I think I can speak for many when I say THANK YOU!
And I agree with this at the moment. I think that if there is a contingent of people who want to further develop what @madgrizzle has put together, then perhaps it can be rolled into an “official” version with continuing support, but for now I think that it is a nice option to have.
I think Ideally it would be great if WebControl could draw code from GC and be updated concurrently as one package, but that is probably too much to hope for.

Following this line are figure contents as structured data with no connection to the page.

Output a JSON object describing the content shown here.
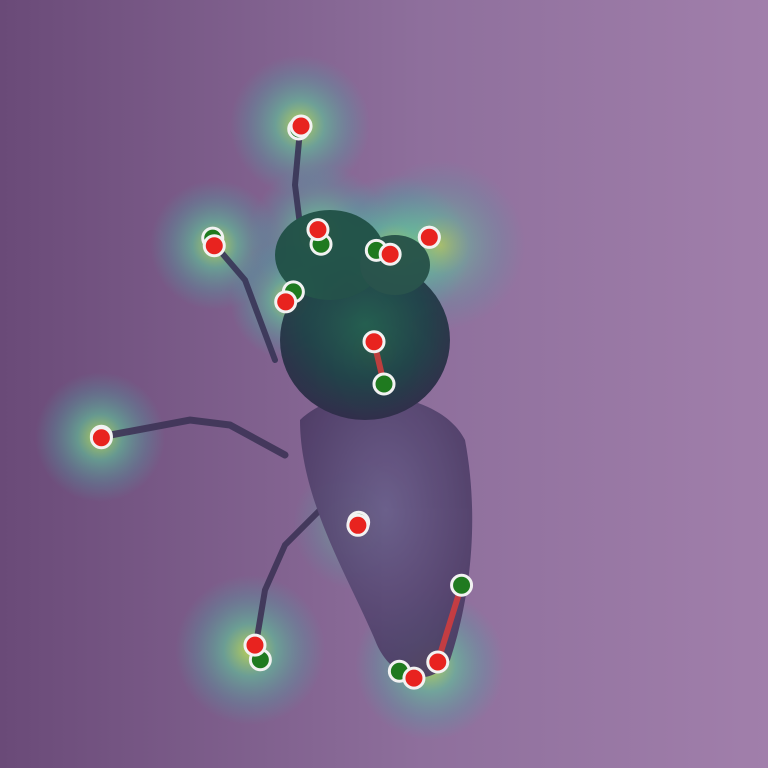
{
  "image": {
    "subject": "fly",
    "overlay": "keypoint-heatmap",
    "marker_colors": {
      "predicted": "#e8231f",
      "ground_truth": "#1f7a1f",
      "error_line": "#d83c3c",
      "ring": "#f2f2f2"
    }
  },
  "keypoints": [
    {
      "id": "kp-1",
      "pred": [
        0.392,
        0.164
      ],
      "gt": [
        0.389,
        0.168
      ]
    },
    {
      "id": "kp-2",
      "pred": [
        0.279,
        0.32
      ],
      "gt": [
        0.277,
        0.31
      ]
    },
    {
      "id": "kp-3",
      "pred": [
        0.414,
        0.299
      ],
      "gt": [
        0.418,
        0.318
      ]
    },
    {
      "id": "kp-4",
      "pred": [
        0.508,
        0.331
      ],
      "gt": [
        0.49,
        0.326
      ]
    },
    {
      "id": "kp-5",
      "pred": [
        0.559,
        0.309
      ],
      "gt": [
        0.559,
        0.309
      ]
    },
    {
      "id": "kp-6",
      "pred": [
        0.372,
        0.393
      ],
      "gt": [
        0.382,
        0.38
      ]
    },
    {
      "id": "kp-7",
      "pred": [
        0.487,
        0.445
      ],
      "gt": [
        0.5,
        0.5
      ]
    },
    {
      "id": "kp-8",
      "pred": [
        0.132,
        0.57
      ],
      "gt": [
        0.132,
        0.568
      ]
    },
    {
      "id": "kp-9",
      "pred": [
        0.466,
        0.684
      ],
      "gt": [
        0.467,
        0.68
      ]
    },
    {
      "id": "kp-10",
      "pred": [
        0.332,
        0.84
      ],
      "gt": [
        0.339,
        0.859
      ]
    },
    {
      "id": "kp-11",
      "pred": [
        0.57,
        0.862
      ],
      "gt": [
        0.601,
        0.762
      ]
    },
    {
      "id": "kp-12",
      "pred": [
        0.539,
        0.883
      ],
      "gt": [
        0.52,
        0.874
      ]
    }
  ]
}
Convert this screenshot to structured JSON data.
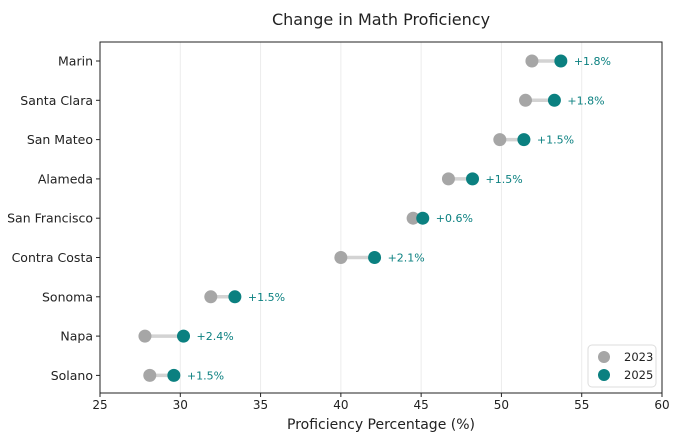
{
  "chart_data": {
    "type": "dumbbell",
    "title": "Change in Math Proficiency",
    "xlabel": "Proficiency Percentage (%)",
    "ylabel": "",
    "xlim": [
      25,
      60
    ],
    "xticks": [
      25,
      30,
      35,
      40,
      45,
      50,
      55,
      60
    ],
    "grid": "vertical",
    "legend_position": "bottom-right",
    "colors": {
      "2023": "#a6a6a6",
      "2025": "#0b8080",
      "connector": "#d3d3d3",
      "delta_text": "#0b8080"
    },
    "series": [
      {
        "name": "2023",
        "color": "#a6a6a6"
      },
      {
        "name": "2025",
        "color": "#0b8080"
      }
    ],
    "rows": [
      {
        "category": "Marin",
        "v2023": 51.9,
        "v2025": 53.7,
        "delta_label": "+1.8%"
      },
      {
        "category": "Santa Clara",
        "v2023": 51.5,
        "v2025": 53.3,
        "delta_label": "+1.8%"
      },
      {
        "category": "San Mateo",
        "v2023": 49.9,
        "v2025": 51.4,
        "delta_label": "+1.5%"
      },
      {
        "category": "Alameda",
        "v2023": 46.7,
        "v2025": 48.2,
        "delta_label": "+1.5%"
      },
      {
        "category": "San Francisco",
        "v2023": 44.5,
        "v2025": 45.1,
        "delta_label": "+0.6%"
      },
      {
        "category": "Contra Costa",
        "v2023": 40.0,
        "v2025": 42.1,
        "delta_label": "+2.1%"
      },
      {
        "category": "Sonoma",
        "v2023": 31.9,
        "v2025": 33.4,
        "delta_label": "+1.5%"
      },
      {
        "category": "Napa",
        "v2023": 27.8,
        "v2025": 30.2,
        "delta_label": "+2.4%"
      },
      {
        "category": "Solano",
        "v2023": 28.1,
        "v2025": 29.6,
        "delta_label": "+1.5%"
      }
    ]
  }
}
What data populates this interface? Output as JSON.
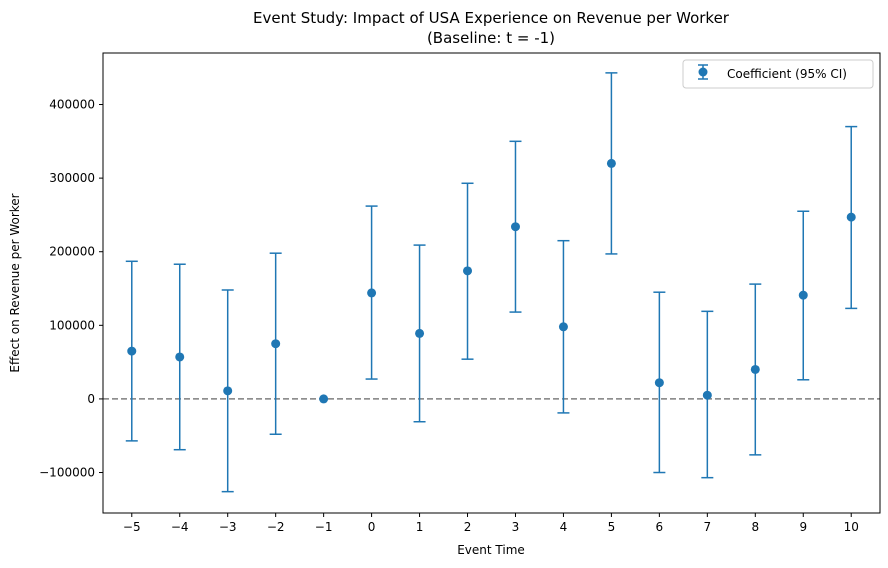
{
  "chart_data": {
    "type": "scatter",
    "title": "Event Study: Impact of USA Experience on Revenue per Worker",
    "subtitle": "(Baseline: t = -1)",
    "xlabel": "Event Time",
    "ylabel": "Effect on Revenue per Worker",
    "xlim": [
      -5.6,
      10.6
    ],
    "ylim": [
      -155000,
      470000
    ],
    "x_ticks": [
      -5,
      -4,
      -3,
      -2,
      -1,
      0,
      1,
      2,
      3,
      4,
      5,
      6,
      7,
      8,
      9,
      10
    ],
    "x_tick_labels": [
      "−5",
      "−4",
      "−3",
      "−2",
      "−1",
      "0",
      "1",
      "2",
      "3",
      "4",
      "5",
      "6",
      "7",
      "8",
      "9",
      "10"
    ],
    "y_ticks": [
      -100000,
      0,
      100000,
      200000,
      300000,
      400000
    ],
    "y_tick_labels": [
      "−100000",
      "0",
      "100000",
      "200000",
      "300000",
      "400000"
    ],
    "reference_line": {
      "y": 0,
      "style": "dashed",
      "color": "#7f7f7f"
    },
    "grid": false,
    "legend": {
      "position": "top-right",
      "label": "Coefficient (95% CI)"
    },
    "series": [
      {
        "name": "Coefficient (95% CI)",
        "color": "#1f77b4",
        "points": [
          {
            "x": -5,
            "y": 65000,
            "lower": -57000,
            "upper": 187000
          },
          {
            "x": -4,
            "y": 57000,
            "lower": -69000,
            "upper": 183000
          },
          {
            "x": -3,
            "y": 11000,
            "lower": -126000,
            "upper": 148000
          },
          {
            "x": -2,
            "y": 75000,
            "lower": -48000,
            "upper": 198000
          },
          {
            "x": -1,
            "y": 0,
            "lower": 0,
            "upper": 0
          },
          {
            "x": 0,
            "y": 144000,
            "lower": 27000,
            "upper": 262000
          },
          {
            "x": 1,
            "y": 89000,
            "lower": -31000,
            "upper": 209000
          },
          {
            "x": 2,
            "y": 174000,
            "lower": 54000,
            "upper": 293000
          },
          {
            "x": 3,
            "y": 234000,
            "lower": 118000,
            "upper": 350000
          },
          {
            "x": 4,
            "y": 98000,
            "lower": -19000,
            "upper": 215000
          },
          {
            "x": 5,
            "y": 320000,
            "lower": 197000,
            "upper": 443000
          },
          {
            "x": 6,
            "y": 22000,
            "lower": -100000,
            "upper": 145000
          },
          {
            "x": 7,
            "y": 5000,
            "lower": -107000,
            "upper": 119000
          },
          {
            "x": 8,
            "y": 40000,
            "lower": -76000,
            "upper": 156000
          },
          {
            "x": 9,
            "y": 141000,
            "lower": 26000,
            "upper": 255000
          },
          {
            "x": 10,
            "y": 247000,
            "lower": 123000,
            "upper": 370000
          }
        ]
      }
    ]
  }
}
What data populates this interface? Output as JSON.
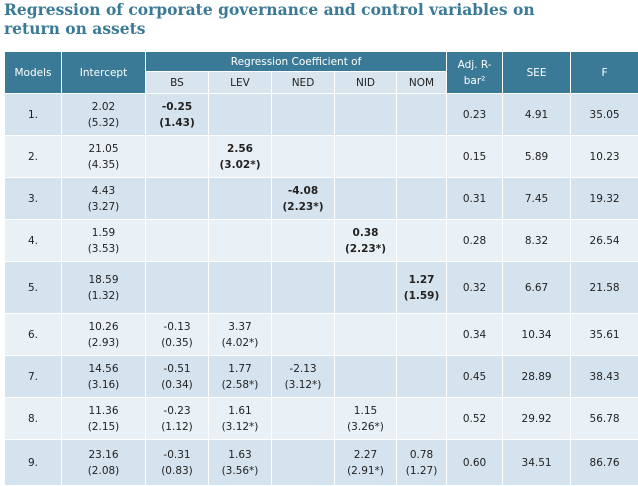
{
  "title": {
    "line1": "Regression of corporate governance and control variables on",
    "line2": "return on assets"
  },
  "table": {
    "headers": {
      "models": "Models",
      "intercept": "Intercept",
      "regression": "Regression Coefficient of",
      "adj_r_bar": "Adj. R-",
      "adj_r_bar2": "bar²",
      "see": "SEE",
      "f": "F"
    },
    "subheaders": {
      "bs": "BS",
      "lev": "LEV",
      "ned": "NED",
      "nid": "NID",
      "nom": "NOM"
    },
    "rows": [
      {
        "model": "1.",
        "intercept": "2.02",
        "intercept_t": "(5.32)",
        "bs": "-0.25",
        "bs_t": "(1.43)",
        "adj": "0.23",
        "see": "4.91",
        "f": "35.05"
      },
      {
        "model": "2.",
        "intercept": "21.05",
        "intercept_t": "(4.35)",
        "lev": "2.56",
        "lev_t": "(3.02*)",
        "adj": "0.15",
        "see": "5.89",
        "f": "10.23"
      },
      {
        "model": "3.",
        "intercept": "4.43",
        "intercept_t": "(3.27)",
        "ned": "-4.08",
        "ned_t": "(2.23*)",
        "adj": "0.31",
        "see": "7.45",
        "f": "19.32"
      },
      {
        "model": "4.",
        "intercept": "1.59",
        "intercept_t": "(3.53)",
        "nid": "0.38",
        "nid_t": "(2.23*)",
        "adj": "0.28",
        "see": "8.32",
        "f": "26.54"
      },
      {
        "model": "5.",
        "intercept": "18.59",
        "intercept_t": "(1.32)",
        "nom": "1.27",
        "nom_t": "(1.59)",
        "adj": "0.32",
        "see": "6.67",
        "f": "21.58"
      },
      {
        "model": "6.",
        "intercept": "10.26",
        "intercept_t": "(2.93)",
        "bs": "-0.13",
        "bs_t": "(0.35)",
        "lev": "3.37",
        "lev_t": "(4.02*)",
        "adj": "0.34",
        "see": "10.34",
        "f": "35.61"
      },
      {
        "model": "7.",
        "intercept": "14.56",
        "intercept_t": "(3.16)",
        "bs": "-0.51",
        "bs_t": "(0.34)",
        "lev": "1.77",
        "lev_t": "(2.58*)",
        "ned": "-2.13",
        "ned_t": "(3.12*)",
        "adj": "0.45",
        "see": "28.89",
        "f": "38.43"
      },
      {
        "model": "8.",
        "intercept": "11.36",
        "intercept_t": "(2.15)",
        "bs": "-0.23",
        "bs_t": "(1.12)",
        "lev": "1.61",
        "lev_t": "(3.12*)",
        "nid": "1.15",
        "nid_t": "(3.26*)",
        "adj": "0.52",
        "see": "29.92",
        "f": "56.78"
      },
      {
        "model": "9.",
        "intercept": "23.16",
        "intercept_t": "(2.08)",
        "bs": "-0.31",
        "bs_t": "(0.83)",
        "lev": "1.63",
        "lev_t": "(3.56*)",
        "nid": "2.27",
        "nid_t": "(2.91*)",
        "nom": "0.78",
        "nom_t": "(1.27)",
        "adj": "0.60",
        "see": "34.51",
        "f": "86.76"
      }
    ]
  },
  "colors": {
    "title": "#3a7a96",
    "header_bg": "#3a7a96",
    "subheader_bg": "#d9e5ee",
    "row_dark": "#d4e3ee",
    "row_light": "#eaf1f6"
  }
}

That was one of @johnboiles suggestions to me when I was developing it and I really tried to do that. Unfortunately, Kivy is so integrated into ground control that it made it difficult. One of the biggest issue was the use of observer pattern that Kivy has baked in (where when you change a variable value, other variables can be automatically recalculated by it). My life would probably had been so much simpler if I had managed to figure out how to include an observer pattern. The other was that Kivy has its own settings structure and I was forced to roll my own. You’d be amazed how much time was spent just on syncing settings with the controller.
I still use some of the basic routines for the serial communications and logging process, but pretty much everything else has changed to some degree (you’ll see lots of the same code, but with little changes sprinkled here and there to make it work). However, I’ll say that if there’s an improvement made in ground control that is not UI-specific, then likely it won’t be hard to incorporate it into webcontrol.